Ambiguity problems are not related to your syntax errors. Consider this:

 while   :   'w' 'h' 'i' 'l' 'e' ';'
         |   name ':' 'w' 'h' 'i' 'l' 'e' expression ';'
         ;

Something is missing in one of the alternatives. You want to loop while something when labeled, and while nothing when unlabeled?

 while   :   'w' 'h' 'i' 'l' 'e' expression ';'
         |   name ':' 'w' 'h' 'i' 'l' 'e' expression ';'
         ;

Aside: you should really factor out the labels. You already have a "labeled statement" production. Use it.

 while X = 10;

An expression is either a simple name or number, or parenthesized, so X = 10 is invalid on its own.

 while (X = 10) ;

This is not an assignment:

 X = Y + 10;

This is:

 X <- (Y + 10) ;

With these fixes there is no longer a syntax error (there are still conflicts but they are unrelated).

2
rici On

The first step in identifying shift/reduce conflicts is to use the -v flag to bison and examine the state machine in the resulting file which will have the suffice .output. That will tell you which states exhibit the error and which rules lead to that state. For example, with your program, we see two states with shift/reduce conflicts, state 65 and state 84.
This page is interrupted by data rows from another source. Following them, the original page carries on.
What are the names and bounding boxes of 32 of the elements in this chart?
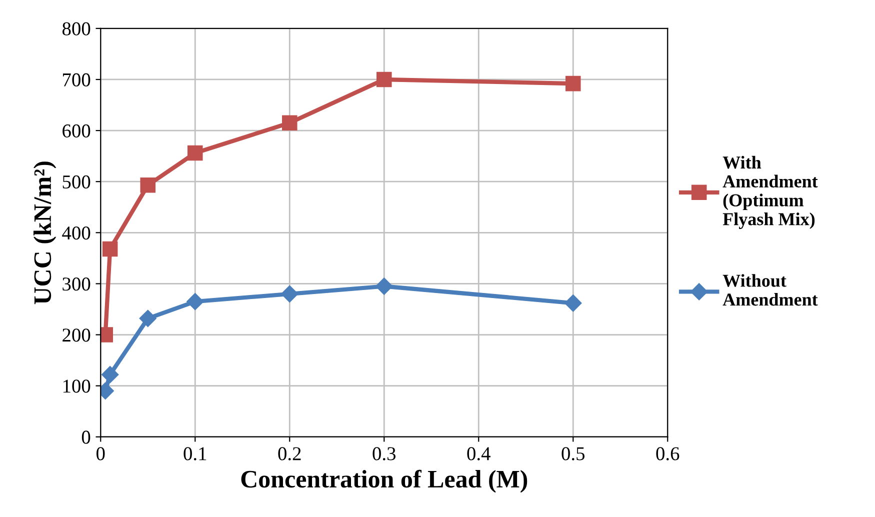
x-axis-title: Concentration of Lead (M) bbox=[241, 470, 528, 493]
point bbox=[187, 145, 203, 161]
point bbox=[281, 285, 298, 302]
y-tick-label: 500 bbox=[62, 175, 90, 189]
x-tick-label: 0.1 bbox=[184, 447, 206, 460]
y-axis-title: UCC (kN/m²) bbox=[34, 162, 56, 304]
legend-label: With Amendment (Optimum Flyash Mix) bbox=[722, 156, 818, 229]
x-tick-label: 0.5 bbox=[562, 447, 585, 460]
y-tick-label: 400 bbox=[62, 226, 90, 240]
x-tick-label: 0.6 bbox=[656, 447, 680, 460]
point bbox=[282, 115, 298, 131]
y-tick-label: 600 bbox=[62, 124, 90, 138]
point bbox=[139, 310, 156, 327]
point bbox=[102, 366, 119, 384]
y-tick-label: 300 bbox=[62, 278, 90, 291]
point bbox=[565, 76, 581, 92]
y-tick-label: 700 bbox=[63, 73, 90, 86]
point bbox=[186, 293, 204, 310]
legend-label: Without Amendment bbox=[722, 274, 818, 306]
y-tick-label: 800 bbox=[62, 22, 90, 36]
point bbox=[376, 72, 392, 88]
y-tick-label: 100 bbox=[63, 380, 90, 393]
point bbox=[140, 178, 156, 193]
y-tick-label: 0 bbox=[82, 430, 90, 444]
point bbox=[376, 278, 393, 295]
x-tick-label: 0.3 bbox=[372, 447, 396, 460]
x-tick-label: 0 bbox=[96, 447, 105, 460]
point bbox=[102, 241, 118, 257]
y-tick-label: 200 bbox=[62, 328, 90, 342]
point bbox=[564, 294, 582, 312]
x-tick-label: 0.4 bbox=[467, 447, 490, 460]
x-tick-label: 0.2 bbox=[278, 447, 301, 460]
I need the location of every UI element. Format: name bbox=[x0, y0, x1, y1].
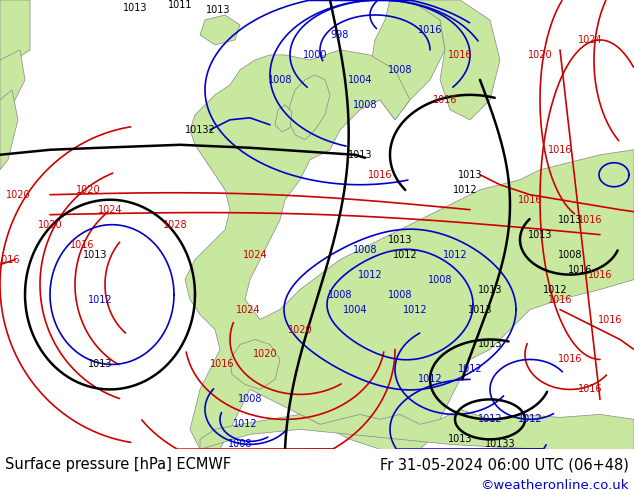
Polygon shape bbox=[370, 0, 445, 120]
Text: 1013: 1013 bbox=[448, 434, 472, 444]
Text: 10133: 10133 bbox=[484, 440, 515, 449]
Text: 1012: 1012 bbox=[358, 270, 382, 280]
Text: 1012: 1012 bbox=[443, 249, 467, 260]
Text: 1012: 1012 bbox=[477, 415, 502, 424]
Polygon shape bbox=[0, 50, 25, 120]
Text: 1016: 1016 bbox=[558, 354, 582, 365]
Text: 1020: 1020 bbox=[75, 185, 100, 195]
Text: 1016: 1016 bbox=[433, 95, 457, 105]
Text: 1020: 1020 bbox=[527, 50, 552, 60]
Text: 1013: 1013 bbox=[558, 215, 582, 225]
Text: 1024: 1024 bbox=[236, 305, 261, 315]
Text: 1008: 1008 bbox=[558, 249, 582, 260]
Text: 1013: 1013 bbox=[87, 360, 112, 369]
Text: 1016: 1016 bbox=[418, 25, 443, 35]
Text: 1013: 1013 bbox=[458, 170, 482, 180]
Text: 1008: 1008 bbox=[238, 394, 262, 404]
Text: 1013: 1013 bbox=[468, 305, 492, 315]
Text: 1024: 1024 bbox=[243, 249, 268, 260]
Text: 1016: 1016 bbox=[548, 294, 573, 305]
Text: 1028: 1028 bbox=[163, 220, 187, 230]
Text: 1012: 1012 bbox=[458, 365, 482, 374]
Text: 1012: 1012 bbox=[453, 185, 477, 195]
Polygon shape bbox=[0, 0, 30, 80]
Text: 1012: 1012 bbox=[403, 305, 427, 315]
Text: 1013: 1013 bbox=[123, 3, 147, 13]
Text: 1016: 1016 bbox=[210, 360, 234, 369]
Text: 1012: 1012 bbox=[233, 419, 257, 429]
Text: 1008: 1008 bbox=[388, 65, 412, 75]
Text: 1004: 1004 bbox=[343, 305, 367, 315]
Polygon shape bbox=[200, 409, 634, 449]
Polygon shape bbox=[275, 105, 292, 132]
Text: 1008: 1008 bbox=[268, 75, 292, 85]
Polygon shape bbox=[410, 0, 500, 120]
Text: 1024: 1024 bbox=[578, 35, 602, 45]
Text: 1016: 1016 bbox=[588, 270, 612, 280]
Text: Surface pressure [hPa] ECMWF: Surface pressure [hPa] ECMWF bbox=[5, 457, 231, 472]
Text: 1011: 1011 bbox=[168, 0, 192, 10]
Text: 1008: 1008 bbox=[353, 245, 377, 255]
Text: 1012: 1012 bbox=[543, 285, 567, 294]
Text: 1008: 1008 bbox=[428, 274, 452, 285]
Text: 1012: 1012 bbox=[518, 415, 542, 424]
Text: ©weatheronline.co.uk: ©weatheronline.co.uk bbox=[481, 479, 629, 490]
Text: 1016: 1016 bbox=[568, 265, 592, 274]
Text: 1016: 1016 bbox=[0, 255, 20, 265]
Polygon shape bbox=[200, 15, 240, 45]
Text: 1016: 1016 bbox=[368, 170, 392, 180]
Text: 998: 998 bbox=[331, 30, 349, 40]
Text: 1016: 1016 bbox=[578, 385, 602, 394]
Text: 1012: 1012 bbox=[392, 249, 417, 260]
Text: 1008: 1008 bbox=[328, 290, 353, 299]
Text: 1000: 1000 bbox=[303, 50, 327, 60]
Text: 1013: 1013 bbox=[388, 235, 412, 245]
Polygon shape bbox=[288, 75, 330, 140]
Text: 1013: 1013 bbox=[527, 230, 552, 240]
Text: Fr 31-05-2024 06:00 UTC (06+48): Fr 31-05-2024 06:00 UTC (06+48) bbox=[380, 457, 629, 472]
Polygon shape bbox=[230, 340, 280, 390]
Text: 1016: 1016 bbox=[70, 240, 94, 249]
Text: 1012: 1012 bbox=[87, 294, 112, 305]
Text: 10132: 10132 bbox=[184, 125, 216, 135]
Text: 1020: 1020 bbox=[37, 220, 62, 230]
Text: 1013: 1013 bbox=[478, 285, 502, 294]
Text: 1013: 1013 bbox=[478, 340, 502, 349]
Text: 1024: 1024 bbox=[98, 205, 122, 215]
Text: 1013: 1013 bbox=[83, 249, 107, 260]
Text: 1008: 1008 bbox=[228, 440, 252, 449]
Text: 1020: 1020 bbox=[288, 324, 313, 335]
Text: 1016: 1016 bbox=[518, 195, 542, 205]
Text: 1008: 1008 bbox=[353, 100, 377, 110]
Text: 1004: 1004 bbox=[348, 75, 372, 85]
Text: 1016: 1016 bbox=[598, 315, 622, 324]
Polygon shape bbox=[185, 50, 634, 449]
Text: 1016: 1016 bbox=[448, 50, 472, 60]
Text: 1020: 1020 bbox=[253, 349, 277, 360]
Text: 1013: 1013 bbox=[348, 150, 372, 160]
Text: 1016: 1016 bbox=[578, 215, 602, 225]
Polygon shape bbox=[0, 90, 18, 170]
Text: 1008: 1008 bbox=[388, 290, 412, 299]
Text: 1016: 1016 bbox=[548, 145, 573, 155]
Text: 1020: 1020 bbox=[6, 190, 30, 200]
Text: 1013: 1013 bbox=[206, 5, 230, 15]
Text: 1012: 1012 bbox=[418, 374, 443, 385]
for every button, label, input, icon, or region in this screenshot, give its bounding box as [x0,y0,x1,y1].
State 84 is relatively simple:

State 84

   72 program: ifthen program end .
   73        | ifthen program end . 'e' 'l' 's' 'e' ';' program end

    'e'  shift, and go to state 101

    'e'       [reduce using rule 72 (program)]
    $default  reduce using rule 72 (program)

That is similar to the classic "dangling else" problem. Normally using a statement terminator like end; will solve this problem, but the grammar you present curiously insists on having an end; even in the case of an else clause. So

if (a > 3) then a <- 3; else a <- 2; end,

is not valid. Instead, the grammar insists on

if (a > 3) then a <- 3; end; else a <- 2; end;

That doesn't help solve the dangling else problem because the end doesn't distinguish between statements with and without else clauses, so the following is still ambiguous:

if (a > 3) then if (a < 7) then a <- 3; end; else a <- 7; end;

It seems to be unlikely that the grammar is correct. I suspect that the if productions should be:

        | ifthen program end
        | ifthen program 'e' 'l' 's' 'e' ';' program end

The other problem is in state 65: (here, I've omitted the transitions)

State 65

   74 program: program . program
   74        | program program .

That is clearly ambiguous. Suppose you had:

statement statement statement

This could be parsed as either binding left-to-right or right-to-left:

[program: [program: statement] [program: [program: statement] [program: statement]]] 
[program: [program: [program: statement] [program: statement]] [program: statement]] 

Roughly speaking the solution is usually something like:

statement: if_statement
         | loop_statement
         | ...

program: statement
       | program statement

Although personally, I'd probably factor out the labels.